Valuation & Forecasts
We employed a DCF model to determine our price target, incorporating a 3-stage growth approach and a weighted average cost of capital (WACC) of 8.5%. Key assumptions include a revenue CAGR of 9% over the next five years, driven by Optum’s continued expansion and growth in MA membership, and a target operating margin of 15.5% by 2027. Sensitivity analysis reveals that our valuation is most sensitive to changes in long-term growth rates and terminal growth assumptions.
| Year | 2025E | 2026E | 2027E |
|---|---|---|---|
| Revenue ($B) | 302.5 | 330.0 | 360.0 |
| EBITDA ($B) | 45.0 | 51.0 | 57.5 |
| FCF ($B) | 30.0 | 34.0 | 38.5 |
Source: Company filings, author’s estimates
Relative valuation analysis, using a peer group comprising Humana (HUM), CVS Health (CVS), and Elevance Health (ELV), supports our price target. UNH currently trades at a premium to its peers on a P/E basis, reflecting its superior growth prospects and market position.
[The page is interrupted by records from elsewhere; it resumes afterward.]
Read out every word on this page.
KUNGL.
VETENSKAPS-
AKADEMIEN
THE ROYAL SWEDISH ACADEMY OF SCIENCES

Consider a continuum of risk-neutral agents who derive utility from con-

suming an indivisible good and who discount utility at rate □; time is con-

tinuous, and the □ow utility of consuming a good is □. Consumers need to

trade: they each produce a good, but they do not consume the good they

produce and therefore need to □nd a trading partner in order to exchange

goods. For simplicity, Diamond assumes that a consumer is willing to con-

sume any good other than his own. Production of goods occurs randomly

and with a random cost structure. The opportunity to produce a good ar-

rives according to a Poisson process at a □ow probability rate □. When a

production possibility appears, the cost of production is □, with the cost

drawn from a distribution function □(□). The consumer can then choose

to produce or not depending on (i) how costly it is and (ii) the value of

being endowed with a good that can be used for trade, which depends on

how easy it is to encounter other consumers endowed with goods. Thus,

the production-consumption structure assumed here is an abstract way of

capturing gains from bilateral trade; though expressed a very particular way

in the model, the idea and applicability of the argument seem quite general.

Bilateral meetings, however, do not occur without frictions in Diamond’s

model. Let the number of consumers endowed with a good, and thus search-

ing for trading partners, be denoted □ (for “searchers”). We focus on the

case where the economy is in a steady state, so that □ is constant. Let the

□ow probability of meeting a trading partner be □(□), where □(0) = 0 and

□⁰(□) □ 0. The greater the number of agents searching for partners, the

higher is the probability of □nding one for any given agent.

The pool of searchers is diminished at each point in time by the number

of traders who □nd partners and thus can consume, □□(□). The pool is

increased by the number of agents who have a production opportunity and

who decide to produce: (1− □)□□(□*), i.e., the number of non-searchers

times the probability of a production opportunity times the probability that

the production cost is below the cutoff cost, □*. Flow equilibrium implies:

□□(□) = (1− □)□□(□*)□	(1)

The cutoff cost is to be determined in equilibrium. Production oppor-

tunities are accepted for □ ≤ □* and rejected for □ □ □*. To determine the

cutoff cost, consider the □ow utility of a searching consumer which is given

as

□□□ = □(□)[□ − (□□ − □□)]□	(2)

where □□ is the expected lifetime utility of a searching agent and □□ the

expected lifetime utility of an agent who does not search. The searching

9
However, we believe this premium is justified given UNH’s stronger long-term growth outlook.
Risks
Key risks to our investment thesis include:
- Medicare Advantage Reimbursement Risk: Changes in government reimbursement rates for MA could materially impact UNH’s profitability.
- Medical Cost Inflation: Sustained high levels of medical cost inflation could pressure margins and impact earnings growth.
- Regulatory Scrutiny: Increased regulatory scrutiny of the healthcare industry, particularly related to pricing and competition, could negatively impact UNH’s operations.
- Competition: Intensifying competition within the health insurance and healthcare services markets could pressure pricing and market share.
- Integration Risks: Potential challenges integrating acquisitions could disrupt operations and impact profitability.
Recommendation
We initiate coverage on UNH with a Buy rating and a 12-month price target of $375. We believe that UNH’s dominant market position, diversified business model, and focus on technology and data analytics position it for sustainable long-term growth. While recent headwinds in the MA business present near-term challenges, we believe that UNH’s proactive cost management initiatives and the long-term growth potential of the MA market outweigh these concerns. We see the current share price as an attractive entry point for long-term investors.
1 Centers for Medicare & Medicaid Services (CMS), National Health Expenditure Data, 2025.
2 CMS, National Health Expenditure Projections, 2025-2030.
3 L.E.K. Consulting, “Medicare Advantage Market Outlook,” 2025.
4 UnitedHealth Group, Q1 2025 Earnings Release.